Saturday, February 18, 2012

Comic Book Men, NOT!

Last week marked the debut of Comic Book Men on the AMC cable television channel. It is a reality show that takes place in the comic book store owned by movie director and comic book writer Kevin Smith.

I hated it.

"Reality show?" I have frequented comic book stores for forty years now and what I saw on this show had no bearing on any reality I have ever observed in a comic store. Anyway, most of the episode took place in a back room (where the owner and workers sat around a table chatting instead of tending to the retail area) or at an off-site flea market.

The centerpiece of the show seems to be a warmed-over version of the blockbuster Pawn Stars show that airs on the History Channel; weird customers bring their collectibles in and try to sell them to the guys at the counter (and the guys made what I felt were unrealistically generous offers for those items on this first episode).

(As a brief aside, let me explain the high regard I have for Pawn Stars. I never had cable television in my life until six months ago. (I was, for example, curious about the 1990-1993 Swamp Thing cable series but I did not see a single episode.) I changed internet providers last September from broadband to cable and decided to try the deal on cable TV while I was at it. I immediately gravitated to Pawn Stars even though I had never given a second glance to any reality series in the past. I enjoy watching those pawn shop proprietors and the items brought in are interesting and I feel the offers made to the sellers are believable.)
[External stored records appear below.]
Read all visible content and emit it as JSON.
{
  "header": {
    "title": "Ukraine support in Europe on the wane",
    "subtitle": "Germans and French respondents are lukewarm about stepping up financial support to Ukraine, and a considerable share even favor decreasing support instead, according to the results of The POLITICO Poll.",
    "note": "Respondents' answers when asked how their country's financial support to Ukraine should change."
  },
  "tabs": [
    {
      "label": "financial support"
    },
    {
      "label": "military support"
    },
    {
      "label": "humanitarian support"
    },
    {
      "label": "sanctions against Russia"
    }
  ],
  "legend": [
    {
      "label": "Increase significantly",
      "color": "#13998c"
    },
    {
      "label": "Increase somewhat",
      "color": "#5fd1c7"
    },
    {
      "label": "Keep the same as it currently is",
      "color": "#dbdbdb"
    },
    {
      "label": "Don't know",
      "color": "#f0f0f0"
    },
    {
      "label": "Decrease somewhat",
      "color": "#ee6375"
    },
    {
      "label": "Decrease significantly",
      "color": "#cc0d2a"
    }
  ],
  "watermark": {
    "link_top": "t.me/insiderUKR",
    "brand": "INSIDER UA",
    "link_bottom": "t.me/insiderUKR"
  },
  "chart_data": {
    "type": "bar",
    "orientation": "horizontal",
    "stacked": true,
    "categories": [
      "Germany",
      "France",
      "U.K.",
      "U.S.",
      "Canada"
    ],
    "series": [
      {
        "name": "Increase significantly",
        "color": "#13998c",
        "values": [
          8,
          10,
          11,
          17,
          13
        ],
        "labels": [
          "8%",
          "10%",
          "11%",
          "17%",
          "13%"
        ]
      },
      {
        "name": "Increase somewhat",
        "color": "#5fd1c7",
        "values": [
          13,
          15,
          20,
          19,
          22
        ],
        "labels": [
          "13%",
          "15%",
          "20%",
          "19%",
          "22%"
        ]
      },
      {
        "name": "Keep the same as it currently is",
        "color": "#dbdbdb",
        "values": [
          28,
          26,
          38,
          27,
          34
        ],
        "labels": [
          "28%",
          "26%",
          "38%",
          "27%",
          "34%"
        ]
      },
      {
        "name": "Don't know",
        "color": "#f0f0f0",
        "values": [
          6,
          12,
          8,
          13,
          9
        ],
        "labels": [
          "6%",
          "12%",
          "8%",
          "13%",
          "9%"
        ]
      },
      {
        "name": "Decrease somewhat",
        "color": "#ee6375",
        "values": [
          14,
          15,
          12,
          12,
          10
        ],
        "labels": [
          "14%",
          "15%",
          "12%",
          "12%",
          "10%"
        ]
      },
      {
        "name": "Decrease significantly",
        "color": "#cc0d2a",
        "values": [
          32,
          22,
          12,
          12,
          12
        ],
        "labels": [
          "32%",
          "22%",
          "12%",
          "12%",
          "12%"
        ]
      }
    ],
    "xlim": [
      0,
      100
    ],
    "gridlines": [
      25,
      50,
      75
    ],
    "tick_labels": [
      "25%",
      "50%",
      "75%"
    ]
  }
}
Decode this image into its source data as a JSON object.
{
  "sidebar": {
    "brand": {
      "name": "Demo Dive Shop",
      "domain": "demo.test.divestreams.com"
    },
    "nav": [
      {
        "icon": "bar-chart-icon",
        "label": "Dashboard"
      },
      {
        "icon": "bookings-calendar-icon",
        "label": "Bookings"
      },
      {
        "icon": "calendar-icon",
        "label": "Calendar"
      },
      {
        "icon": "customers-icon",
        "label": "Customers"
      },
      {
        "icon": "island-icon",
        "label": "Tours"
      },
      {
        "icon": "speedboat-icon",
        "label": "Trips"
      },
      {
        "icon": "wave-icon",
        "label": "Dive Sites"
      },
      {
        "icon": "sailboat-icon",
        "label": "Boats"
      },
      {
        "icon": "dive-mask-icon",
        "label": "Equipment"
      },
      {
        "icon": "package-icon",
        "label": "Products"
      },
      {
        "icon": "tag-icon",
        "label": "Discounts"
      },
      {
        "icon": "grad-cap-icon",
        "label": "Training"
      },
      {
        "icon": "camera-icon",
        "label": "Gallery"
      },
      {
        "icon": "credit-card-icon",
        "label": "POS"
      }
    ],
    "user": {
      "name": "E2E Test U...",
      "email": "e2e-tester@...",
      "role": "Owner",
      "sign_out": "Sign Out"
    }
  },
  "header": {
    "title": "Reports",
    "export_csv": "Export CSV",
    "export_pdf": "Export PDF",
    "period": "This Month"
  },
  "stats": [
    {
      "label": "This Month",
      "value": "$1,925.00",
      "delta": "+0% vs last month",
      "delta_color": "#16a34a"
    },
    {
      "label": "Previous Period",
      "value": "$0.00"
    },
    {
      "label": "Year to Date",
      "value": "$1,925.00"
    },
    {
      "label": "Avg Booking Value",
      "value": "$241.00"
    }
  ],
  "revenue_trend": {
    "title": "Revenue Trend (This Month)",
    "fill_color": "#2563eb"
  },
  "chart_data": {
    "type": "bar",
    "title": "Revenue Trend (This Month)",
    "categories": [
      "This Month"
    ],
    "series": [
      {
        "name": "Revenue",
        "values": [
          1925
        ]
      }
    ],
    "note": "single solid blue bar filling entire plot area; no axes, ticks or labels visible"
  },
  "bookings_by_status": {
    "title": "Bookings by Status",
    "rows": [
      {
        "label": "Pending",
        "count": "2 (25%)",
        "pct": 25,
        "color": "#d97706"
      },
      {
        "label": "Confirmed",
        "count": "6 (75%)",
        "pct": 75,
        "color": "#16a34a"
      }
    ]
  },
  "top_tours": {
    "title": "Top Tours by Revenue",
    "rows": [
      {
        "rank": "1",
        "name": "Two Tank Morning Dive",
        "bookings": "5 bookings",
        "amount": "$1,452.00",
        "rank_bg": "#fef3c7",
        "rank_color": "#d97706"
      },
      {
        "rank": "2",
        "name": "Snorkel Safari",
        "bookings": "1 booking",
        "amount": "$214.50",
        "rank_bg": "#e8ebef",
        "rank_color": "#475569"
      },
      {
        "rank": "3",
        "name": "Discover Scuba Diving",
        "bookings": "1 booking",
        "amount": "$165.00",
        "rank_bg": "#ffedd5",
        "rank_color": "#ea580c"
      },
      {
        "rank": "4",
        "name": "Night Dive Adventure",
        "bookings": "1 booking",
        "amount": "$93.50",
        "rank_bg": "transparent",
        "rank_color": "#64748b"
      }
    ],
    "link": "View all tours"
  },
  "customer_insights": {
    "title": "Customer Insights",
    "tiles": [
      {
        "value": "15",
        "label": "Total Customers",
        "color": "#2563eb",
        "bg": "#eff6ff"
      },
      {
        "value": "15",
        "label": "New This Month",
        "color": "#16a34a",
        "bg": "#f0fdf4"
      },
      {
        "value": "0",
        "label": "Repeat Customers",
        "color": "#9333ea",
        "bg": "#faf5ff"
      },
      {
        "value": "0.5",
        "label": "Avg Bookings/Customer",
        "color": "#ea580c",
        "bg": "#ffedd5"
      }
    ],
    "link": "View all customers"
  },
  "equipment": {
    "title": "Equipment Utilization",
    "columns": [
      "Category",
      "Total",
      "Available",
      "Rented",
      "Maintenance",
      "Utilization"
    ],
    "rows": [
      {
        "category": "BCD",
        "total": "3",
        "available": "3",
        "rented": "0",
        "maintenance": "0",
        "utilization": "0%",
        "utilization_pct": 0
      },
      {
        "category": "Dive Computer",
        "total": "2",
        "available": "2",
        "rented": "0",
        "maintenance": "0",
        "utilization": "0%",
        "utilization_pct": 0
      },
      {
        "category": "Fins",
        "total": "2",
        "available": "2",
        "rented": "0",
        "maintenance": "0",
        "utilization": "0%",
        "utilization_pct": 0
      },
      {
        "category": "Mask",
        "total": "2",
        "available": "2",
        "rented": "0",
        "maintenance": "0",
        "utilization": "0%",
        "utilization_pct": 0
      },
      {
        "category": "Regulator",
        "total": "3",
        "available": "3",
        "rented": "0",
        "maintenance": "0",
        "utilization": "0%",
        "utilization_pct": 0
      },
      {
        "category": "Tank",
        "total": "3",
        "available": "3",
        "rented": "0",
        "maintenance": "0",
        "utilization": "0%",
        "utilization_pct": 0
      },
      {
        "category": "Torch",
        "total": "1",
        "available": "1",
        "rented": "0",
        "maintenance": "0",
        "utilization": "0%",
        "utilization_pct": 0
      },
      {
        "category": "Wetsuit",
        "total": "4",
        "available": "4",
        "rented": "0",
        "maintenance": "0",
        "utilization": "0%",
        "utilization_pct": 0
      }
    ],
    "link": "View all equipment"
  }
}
On Comic Men, Kevin Smith was the discussion leader of the backroom chats, and I think the show would have benefited if his professional credentials had been presented. I think it should also have been made clear that shopworker Walt Flanagan was the artist of Smith's two Batman miniseries, Cacophony and The Widening Gyre. Omnipresent customer Bryan Johnson is also a creator who has written some comics. This show wants to suggest that its characters are your typical fans on the street but it just isn't so and, because of that, the entire production reeks of artificiality.

One thing the show does correctly is get in a few mentions of Jack Kirby. Everyone involved speaks of him reverently and that does not seem artificial. But they referred to and discussed "Kirby dots." I looked it up and yes, the phenomenon is sometimes referred to by that name, but "Kirby Krackle" is the more widely used descriptor, not to mention being far less generic sounding. (The lettering adorning the top of this article is the logo for a rock band out of Seattle that took Kirby Krackle as its name.)


At 11:05 AM, Anonymous Ed said...

Hey, thanks for letting me know about your site, very entertaining for us comic book guys. In defense of the show Comic Book Men, they are not just sitting around in a back room discussing comic books, but they are taping a podcast if i am correct. I am enjoying your site and will continue to follow!